A frase “dá glória a Deus" não significa gratidão a Deus (como em Lucas 17:18), mas é uma insistência para que se diga a verdade (Josué 7:19; 1 Samuel 6:5), como se não o tivesse feito antes. Já não podendo negar o fato da cura depois do testemunho dos pais (João 9:19) os fariseus agora tentaram conseguir que o homem negasse que fora Jesus que o havia curado. Pensavam que ele deveria aceitar a sua autoridade eclesiástica quando declaravam que aquele Jesus era um pecador, incapaz de curá-lo. Agiram como todos os perseguidores dos santos têm feito através dos tempos.
O homem que tinha sido cego já ouvira as mesmas perguntas vez após vez, e recusou cair na armadilha. Desviou-se do subterfúgio deles sobre Jesus ser um pecador e se agarrou ao fato inegável que sendo cego, agora via, e não sabia como ou por quê.
Desesperados, os fariseus começaram outro interrogatório, finalmente admitindo que Jesus abrira os seus olhos e demandando que outra vez informasse "como". A paciência do homem estava claramente se acabando e ele perguntou: "Acaso também vós quereis tornar-vos discípulos dele?" Esperava-se uma resposta negativa, mas a ironia foi cortante. Claramente ele sabia que Jesus tinha "discípulos" e que os fariseus também sabiam disso.
Os fariseus o injuriaram (assim pensavam) chamando-o de discípulo de Jesus, e declarando orgulhosamente que eram discípulos de Moisés a quem conheciam, acrescentando desdenhosamente que não sabiam donde “este” era (nem queriam saber, ao que parece!).
O homem com um certo sarcasmo respondeu que era muito surpreendente que não soubessem donde Jesus era, pois lhe havia aberto os olhos, que Deus não ouve os pecadores (Jó 27:9, Salmo 66:18, Isaías 1:15, 59:2 etc.), portanto Ele era temente a Deus e fazia a Sua vontade, que a cura da cegueira congênita nele operada fora inédita desde o princípio do mundo, e que se Ele não fosse de Deus, nada poderia fazer.
Até esse dia esse homem era cego, mas fez uso excelente e lógico das Escrituras diante daqueles doutores.
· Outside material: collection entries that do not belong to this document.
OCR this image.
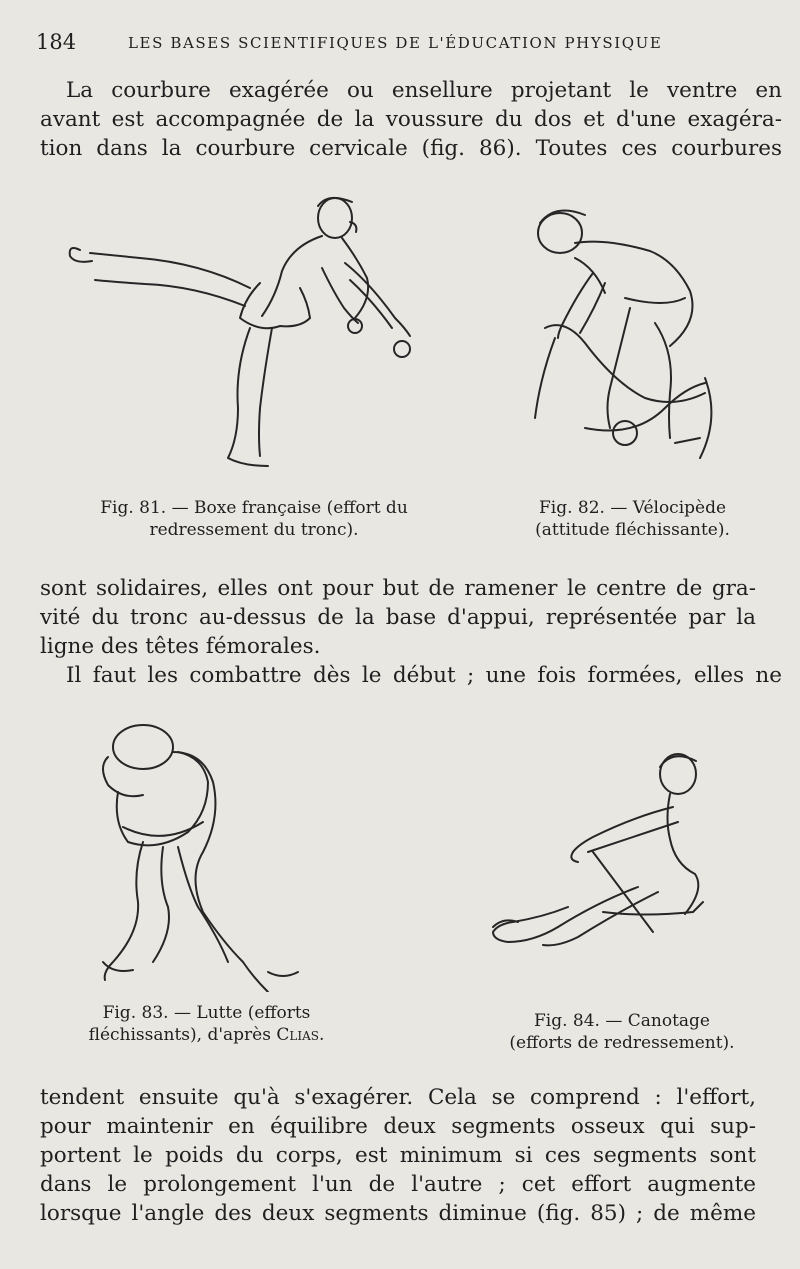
184	LES BASES SCIENTIFIQUES DE L'ÉDUCATION PHYSIQUE

La courbure exagérée ou ensellure projetant le ventre en
avant est accompagnée de la voussure du dos et d'une exagéra-
tion dans la courbure cervicale (fig. 86). Toutes ces courbures

Fig. 81. — Boxe française (effort du
redressement du tronc).
Fig. 82. — Vélocipède
(attitude fléchissante).

sont solidaires, elles ont pour but de ramener le centre de gra-
vité du tronc au-dessus de la base d'appui, représentée par la
ligne des têtes fémorales.

Il faut les combattre dès le début ; une fois formées, elles ne

Fig. 83. — Lutte (efforts
fléchissants), d'après Clias.
Fig. 84. — Canotage
(efforts de redressement).

tendent ensuite qu'à s'exagérer. Cela se comprend : l'effort,
pour maintenir en équilibre deux segments osseux qui sup-
portent le poids du corps, est minimum si ces segments sont
dans le prolongement l'un de l'autre ; cet effort augmente
lorsque l'angle des deux segments diminue (fig. 85) ; de même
Que exemplo para nós! Ele não só tinha ensinado os rabinos, mas os derrotou totalmente em sua discussão. Humilhados, eles recorreram ao seu último recurso de quem não tem mais argumento a opor: o insulto, dizendo que ele havia nascido todo em pecados (veja versículo 2), implicando que tinha sido atrevido quando se dirigia a eles, e expulsando-o da sua presença (provavelmente não foi uma expulsão formal da sinagoga, pois esta requeria uma reunião formal do sinédrio).
O Senhor Jesus soube do acontecido, procurou o que era cego e se revelou como o “Filho do homem” (o Messias, conforme a profecia de Daniel – 7:13-14). O homem creu imediatamente e O adorou, admitindo assim a Sua divindade.
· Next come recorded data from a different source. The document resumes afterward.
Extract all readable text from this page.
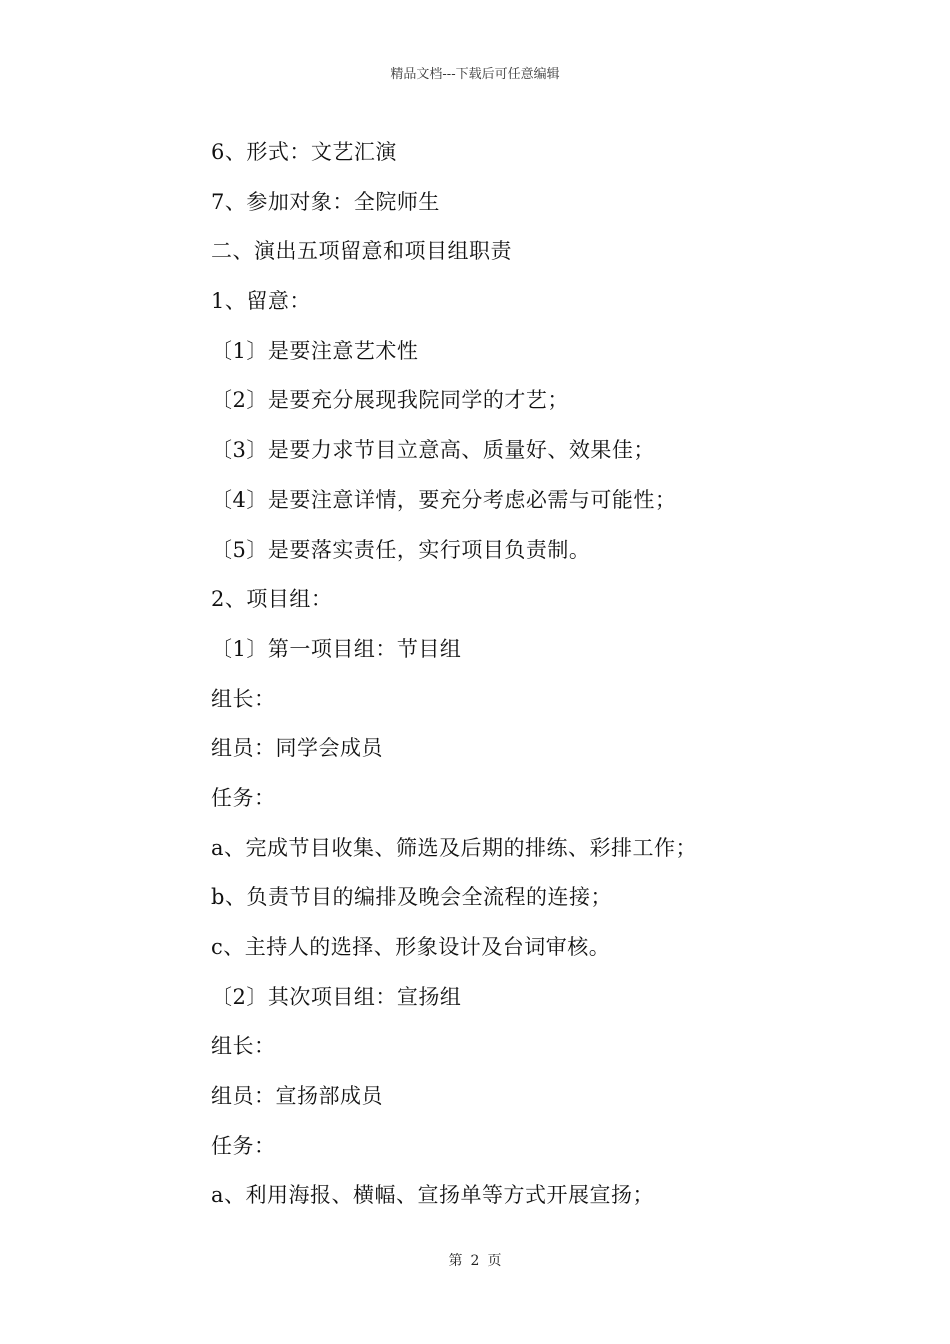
精品文档---下载后可任意编辑
6、形式：文艺汇演
7、参加对象：全院师生
二、演出五项留意和项目组职责
1、留意：
〔1〕是要注意艺术性
〔2〕是要充分展现我院同学的才艺；
〔3〕是要力求节目立意高、质量好、效果佳；
〔4〕是要注意详情，要充分考虑必需与可能性；
〔5〕是要落实责任，实行项目负责制。
2、项目组：
〔1〕第一项目组：节目组
组长：
组员：同学会成员
任务：
a、完成节目收集、筛选及后期的排练、彩排工作；
b、负责节目的编排及晚会全流程的连接；
c、主持人的选择、形象设计及台词审核。
〔2〕其次项目组：宣扬组
组长：
组员：宣扬部成员
任务：
a、利用海报、横幅、宣扬单等方式开展宣扬；
第 2 页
A palavra “juízo” no início deste artigo é usada no sentido de “peneirar”. Por este milagre, o Senhor estava permitindo ao espiritualmente cego (como também fisicamente) ver. Este homem agora passou a ver física e espiritualmente.
Os fariseus tinham olhos e visão físicos, e pensavam que tinham visão espiritual, mas na realidade eram guias cegos (Mateus 23:13-36) complacentes com sua escuridão: "o homem natural não aceita as coisas do Espírito de Deus, porque para ele são loucura; e não pode entendê-las, porque elas se discernem espiritualmente” (1 Coríntios. 2:14). Mas quem admite a sua própria cegueira espiritual e humildemente vem ao Senhor para obter visão, vai recebê-la. “Eu vim a este mundo para juízo, a fim de que os que não veem vejam, e os que veem se tornem cegos” (João 9:39).